Rai Mae Fah Luang Art and Culture Park were home to one of the Mae Fah Luang Foundation’s many projects.
The name Rai Mae Fah Luang, as the place first was called, reflects the project’s purpose in a lovely way. Rai means plantation, and Mae Fah Luang refers to the king’s mother, Her Royal Highness Princess Srinagarindra, the Princess Mother.
But the crops were not ordinary plants; Rai Mae Fah Luang cultivated the young hill tribe children’s knowledge and skills. The skills they needed to live a better life.
Years later, as the government initiatives to improve hill tribes’ livelihoods became more effective, Rai Mae Fah Luang’s focus shifted.
Rai Mae Fah Luang changed from an educational site; to a center for Lanna art and culture.
Rai Mae Fah Luang also changed its name to Rai Mae Fah Luang Art and Cultural Park. Today, it has northern Thailand’s most extensive collection of Lanna artifacts.
I have seen Lanna artifacts on display in many places on my travels around northern Thailand. But one thing that made Rai Mae Fah Luang Art and Cultural Park stand out from the rest was the display of Teak wood.
I got very excited when I saw the absolutely fantastic display of Teak and the products made from it. Not that the surroundings weren’t beautiful, and the other things on display weren’t interesting.
But, the Teak exhibition was out of the ordinary; it took my breath away, and excited me in a way, so it got my attention and I focused on this for the rest of my visit.
The exhibition showed all stages of teak processing over the centuries, from how the wood was harvested in the forest to the finished teak wood products, and everything in between.
All the traditional woodwork techniques were described in great detail, and the old tools were on display.
If you love woodwork, you are in for a treat. The exhibition in Rai Mae Fah Luang Art and Culture Park is one of the most impressive Teak wood shows I have ever seen.
I was only at Rai Mae Fah Luang Art and Culture Park for a few hours.

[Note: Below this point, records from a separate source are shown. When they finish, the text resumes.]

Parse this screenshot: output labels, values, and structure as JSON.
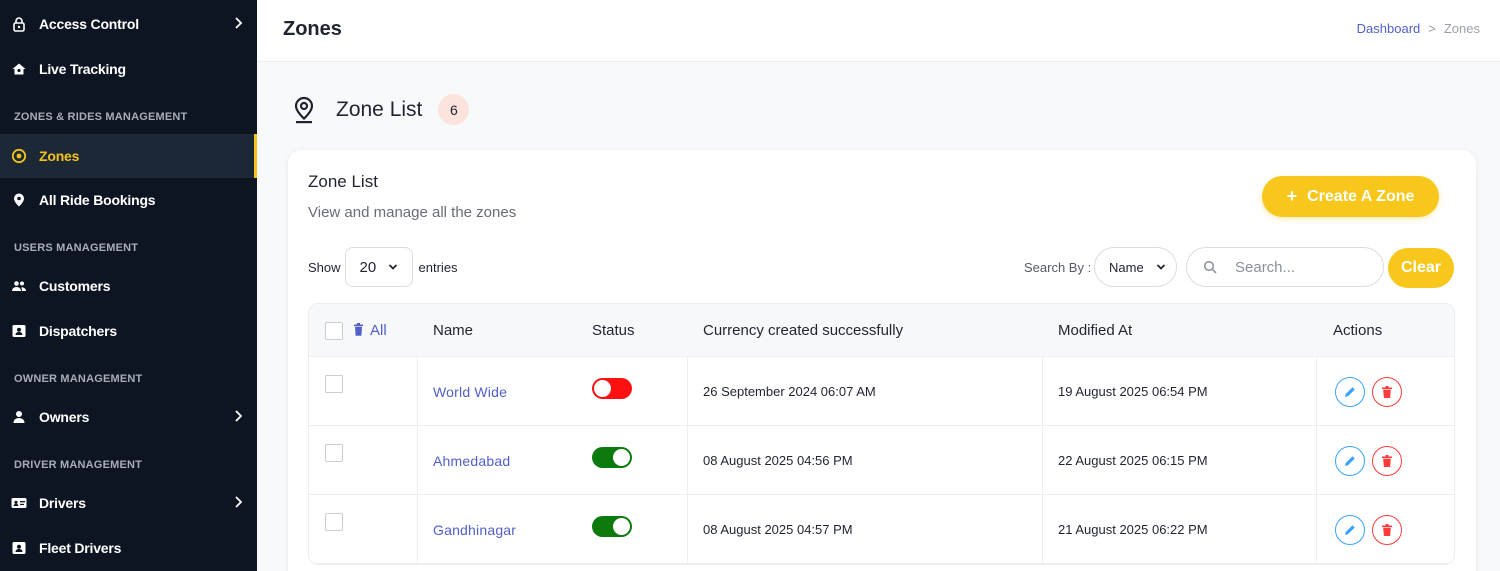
{
  "sidebar": {
    "items": [
      {
        "key": "access",
        "label": "Access Control",
        "icon": "lock-icon",
        "chevron": true
      },
      {
        "key": "tracking",
        "label": "Live Tracking",
        "icon": "home-tracking-icon",
        "chevron": false
      },
      {
        "key": "zones",
        "label": "Zones",
        "icon": "target-circle-icon",
        "chevron": false,
        "active": true
      },
      {
        "key": "bookings",
        "label": "All Ride Bookings",
        "icon": "map-pin-icon",
        "chevron": false
      },
      {
        "key": "customers",
        "label": "Customers",
        "icon": "users-icon",
        "chevron": false
      },
      {
        "key": "dispatchers",
        "label": "Dispatchers",
        "icon": "id-card-icon",
        "chevron": false
      },
      {
        "key": "owners",
        "label": "Owners",
        "icon": "user-icon",
        "chevron": true
      },
      {
        "key": "drivers",
        "label": "Drivers",
        "icon": "driver-card-icon",
        "chevron": true
      },
      {
        "key": "fleet",
        "label": "Fleet Drivers",
        "icon": "id-card-icon",
        "chevron": false
      }
    ],
    "sections": {
      "zones_rides": "ZONES & RIDES MANAGEMENT",
      "users": "USERS MANAGEMENT",
      "owner": "OWNER MANAGEMENT",
      "driver": "DRIVER MANAGEMENT"
    },
    "accent": "#f3c21b",
    "background": "#0d1522"
  },
  "header": {
    "title": "Zones",
    "breadcrumb": {
      "home": "Dashboard",
      "separator": ">",
      "current": "Zones"
    }
  },
  "list_heading": {
    "title": "Zone List",
    "count": "6"
  },
  "card": {
    "title": "Zone List",
    "subtitle": "View and manage all the zones",
    "create_button": {
      "icon": "+",
      "label": "Create A Zone"
    },
    "show_label": "Show",
    "entries_value": "20",
    "entries_label": "entries",
    "search_by_label": "Search By :",
    "search_field_value": "Name",
    "search_placeholder": "Search...",
    "clear_label": "Clear"
  },
  "table": {
    "columns": {
      "select_all": "All",
      "name": "Name",
      "status": "Status",
      "created": "Currency created successfully",
      "modified": "Modified At",
      "actions": "Actions"
    },
    "rows": [
      {
        "name": "World Wide",
        "status": "off",
        "created": "26 September 2024 06:07 AM",
        "modified": "19 August 2025 06:54 PM"
      },
      {
        "name": "Ahmedabad",
        "status": "on",
        "created": "08 August 2025 04:56 PM",
        "modified": "22 August 2025 06:15 PM"
      },
      {
        "name": "Gandhinagar",
        "status": "on",
        "created": "08 August 2025 04:57 PM",
        "modified": "21 August 2025 06:22 PM"
      }
    ]
  },
  "colors": {
    "primary_yellow": "#f7c71c",
    "link_blue": "#5160c9",
    "toggle_on": "#0c7a0c",
    "toggle_off": "#ff1010",
    "edit_blue": "#3aa3ff",
    "delete_red": "#ff3b3b"
  }
}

But, suppose I had spent more time and worked more methodically to gather material on how to work with Teak.
I’m sure I could have produced a detailed textbook on how to be a good woodworker. That’s how comprehensive the exhibition was.
After walking through a few large rooms displaying woodworking tools and techniques, I came to the display of finished teak products.
Here was everything, from items used in the household tools used in agriculture to religious objects, all made of Teak wood.
Rai Mae Fah Luang Art and Culture Park are one of the most impressively executed exhibitions I’ve seen on my travels around Thailand over the past three decades.
Perhaps not everyone shares my enthusiasm for Teak. And, for sure there are more beautiful landscapes and impressive parks than the one in Rai Mae Fah Luang Art and Culture Park in Chaing Rai.
But the overall impression was fantastic. The technical information about Teak wood was very professional and top-notch.
Everything was arranged elegantly and stylishly with a good eye for detail. The park and all buildings were very well maintained.
Nor was there the circus of food and souvenir stalls, normally everpresent in Thailand, wherever there is a chance of a show.
Not that I have anything against the circus, but the fact that it wasn’t there reinforced the sense of elegance that pervaded Rai Mae Fah Luang.
Here are some more pictures.
How to find Rai Mae Fah Luang Art and Culture Park
The easiest way to find Rai Mae Fah Luang Art and Culture Park, is once more, by using Google maps. It is located about 5 k from Chiang Rai city center.